A few days before the end of winter break, I taught my parents to play Settlers of Catan. They agreed largely out of shock that I would voluntarily want to play — even advocate playing — any board game whatsoever. I had traditionally been loath to join a board game unless coerced, and my sudden passion for Settlers constituted a break from their normal experience of their daughter.
In reality, my obsession with the game had a little more history than they knew. I was first convinced to play during the spring of 2010, when I — to my own surprise — had a fine time. Agreeing to play again in the fall with a couple of friends who had made it a habit, I began to understand the strategy better and came back again. This humble beginning grew into a tradition in which the three of us, sometimes with a fourth, would gather multiple times a week to play two or three games at a time.
So what is this game that broke my self-declared loathing for board games? In a sense, it's like Monopoly in that the goal is to build a civilization based on resources — in this case, natural raw materials like wood, ore and wheat, rather than money — that players accumulate in the game. The first player to 10 victory points, which can be gained in various ways, wins.
The Washington Post recently declared Settlers "the board game of this era." Monopoly tends to be solely about personal gain, and the winner can dominate the game for hours, often to the annoyance of everyone else struggling to survive on their measly purple properties. Settlers, by contrast, requires the constant attention and cooperation of all players, even if they are not winning. The key of the game is trading — with five different resources required in various quantities to build the elements of your civilization, you usually aren't able to get what you require without finding areas of mutual need.
What a great lesson — as the Washington Post noted. No longer can we operate under the assumption that world powers can retain their influence without the aid and cooperation of other countries. Whether resources are plentiful or scarce, we must find ways to utilize what we have and what others have to our mutual benefit. Especially in the context of President Obama's "winning the future" rhetoric, I have to draw the comparison — yes, you can win the game, but not without that wheat-for-wood trade with the player to your right.

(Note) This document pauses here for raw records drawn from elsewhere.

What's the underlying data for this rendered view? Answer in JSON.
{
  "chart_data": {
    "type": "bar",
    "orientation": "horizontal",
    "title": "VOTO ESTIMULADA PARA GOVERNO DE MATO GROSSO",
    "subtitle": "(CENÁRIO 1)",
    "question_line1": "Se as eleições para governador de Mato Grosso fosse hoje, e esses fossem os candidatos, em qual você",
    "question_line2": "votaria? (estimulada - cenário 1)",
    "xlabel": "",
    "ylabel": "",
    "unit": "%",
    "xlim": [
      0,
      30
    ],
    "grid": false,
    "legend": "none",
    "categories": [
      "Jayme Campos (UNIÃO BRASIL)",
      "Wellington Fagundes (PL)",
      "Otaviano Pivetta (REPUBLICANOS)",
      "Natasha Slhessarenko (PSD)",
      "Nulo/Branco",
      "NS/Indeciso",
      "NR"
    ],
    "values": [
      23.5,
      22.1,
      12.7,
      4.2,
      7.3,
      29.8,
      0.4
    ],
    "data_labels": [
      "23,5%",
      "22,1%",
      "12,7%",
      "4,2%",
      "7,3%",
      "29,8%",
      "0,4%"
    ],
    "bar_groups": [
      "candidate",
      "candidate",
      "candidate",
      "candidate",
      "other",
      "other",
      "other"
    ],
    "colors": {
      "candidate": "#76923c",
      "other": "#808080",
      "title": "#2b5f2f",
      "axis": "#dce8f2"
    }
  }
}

Settlers has also mastered a balance of chance and strategy. In Monopoly, a single roll can gain you a few hundred dollars or lose you that same amount, potentially knocking you out of the running completely. Settlers depends on dice rolls as well, but you have much more freedom to manipulate your hand of resources, regardless of whether the number you want gets rolled. Another real-world skill: managing what life throws at you with your own ability to adapt to the circumstances.
Furthermore, the game is "so Brown," as we love to say here. Determining where to build your civilization, you may choose to spread your settlements over a wide range of resources or over a select few that will follow a specific strategy. Sound familiar? With our open curriculum, we are free to take classes in as many departments as we can — or, as the case may be, we may focus our energies on an academic passion we know exists. I tend to prefer playing with a diversity of resources — which makes sense given the fact that I have taken classes in upwards of sixteen academic departments.

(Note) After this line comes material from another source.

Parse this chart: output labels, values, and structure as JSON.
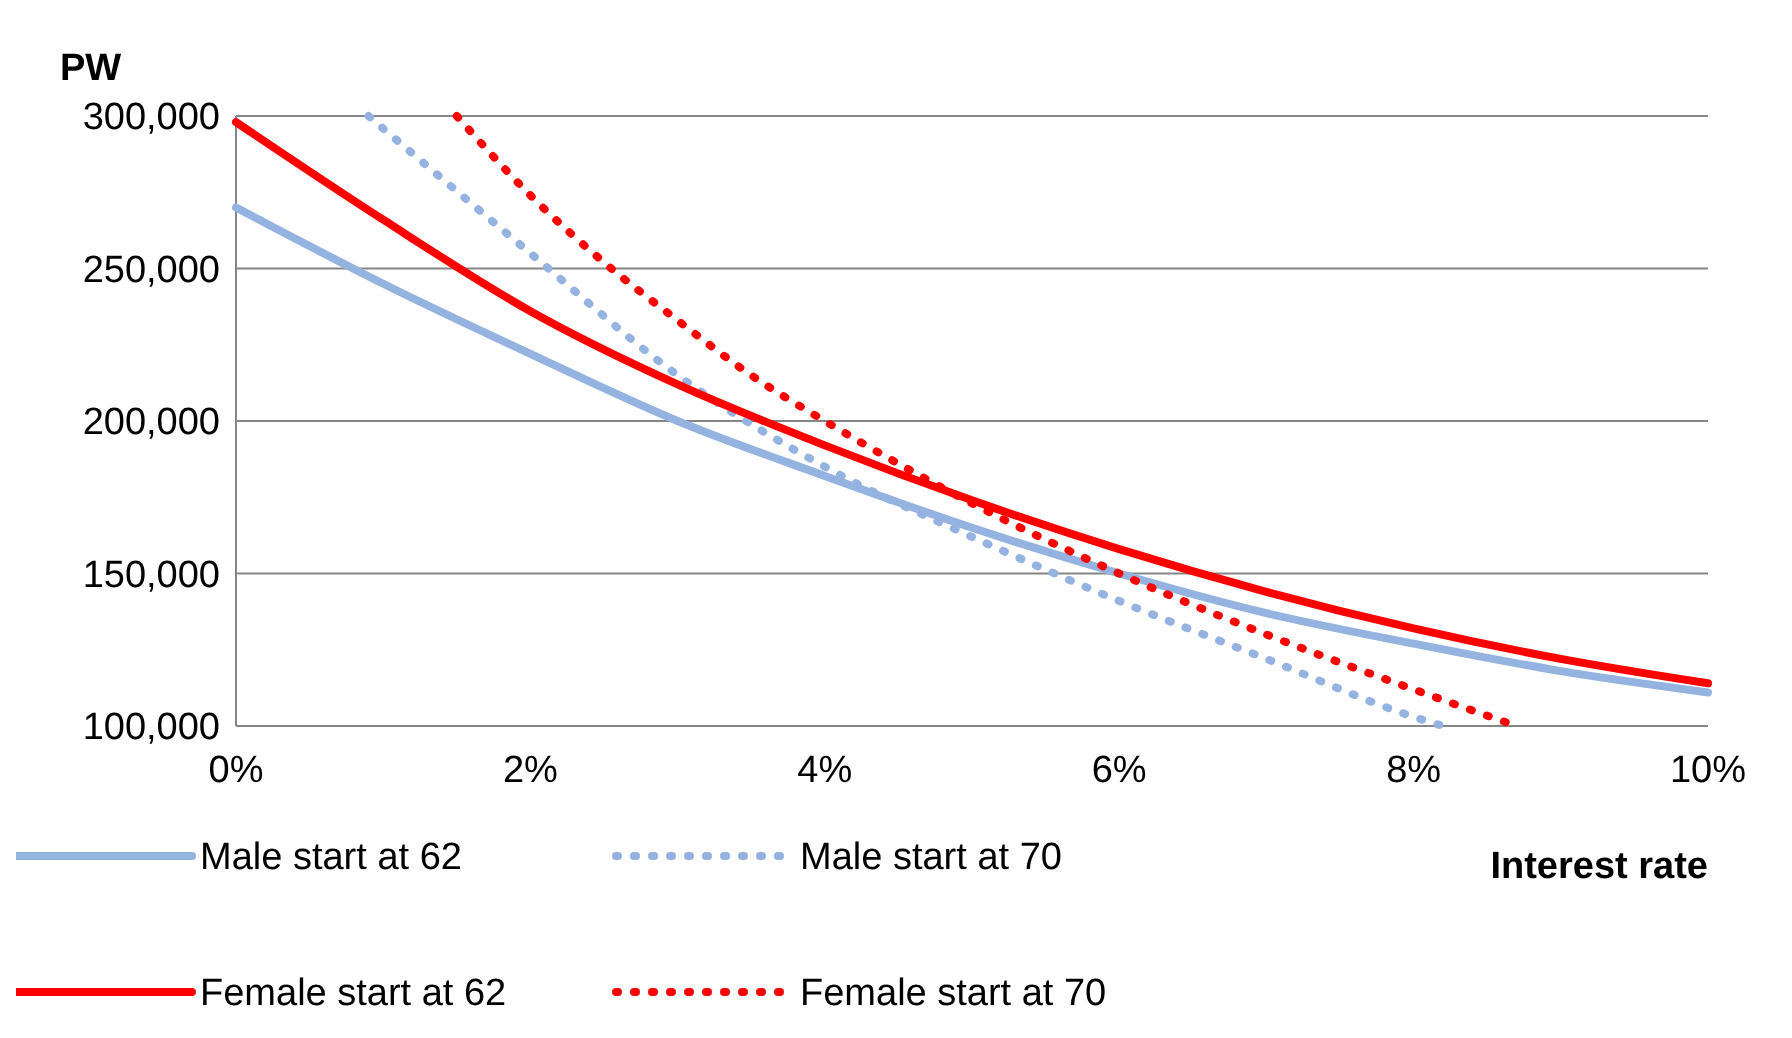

But back to our current world situation. Monopoly is still applicable in certain ways. Woody Allen recently wrote a spectacular column for the New Yorker in which he mixed the modern business world with the language of Monopoly. "Should he risk everything and buy Marvin Gardens, or leave his money in tax-free bonds until he passed Go?" We often cannot escape constant reports on foreclosures, executive bonuses, stock market changes and bailouts. To some extent, the real stories get lost among financial terminology and governmental policy.
The beauty of Settlers is in its simplicity and the simultaneous complexity of thought that comes with it. I understood the primary rules of the game by the middle of my first try, and succeeded in building various elements of my civilization. Now, dozens of games later, I still make minor discoveries in strategy and slight adjustments in my building priorities and trading practices. Friends who have played for years tell me the same thing.
My mother called me a week after I returned to Brown following break. She told me that she and my dad had invited two of their friends over for dinner. They had begun explaining and setting up the game — their first without me — at 10:30 at night. Triumphantly, their friend Rick won at one in the morning. She told me they "had a blast." For all the high-brow arguments the Washington Post and I can make, the fact remains that the game has an excellent design.
Chelsea Waite '11 loves beginning a game with a road.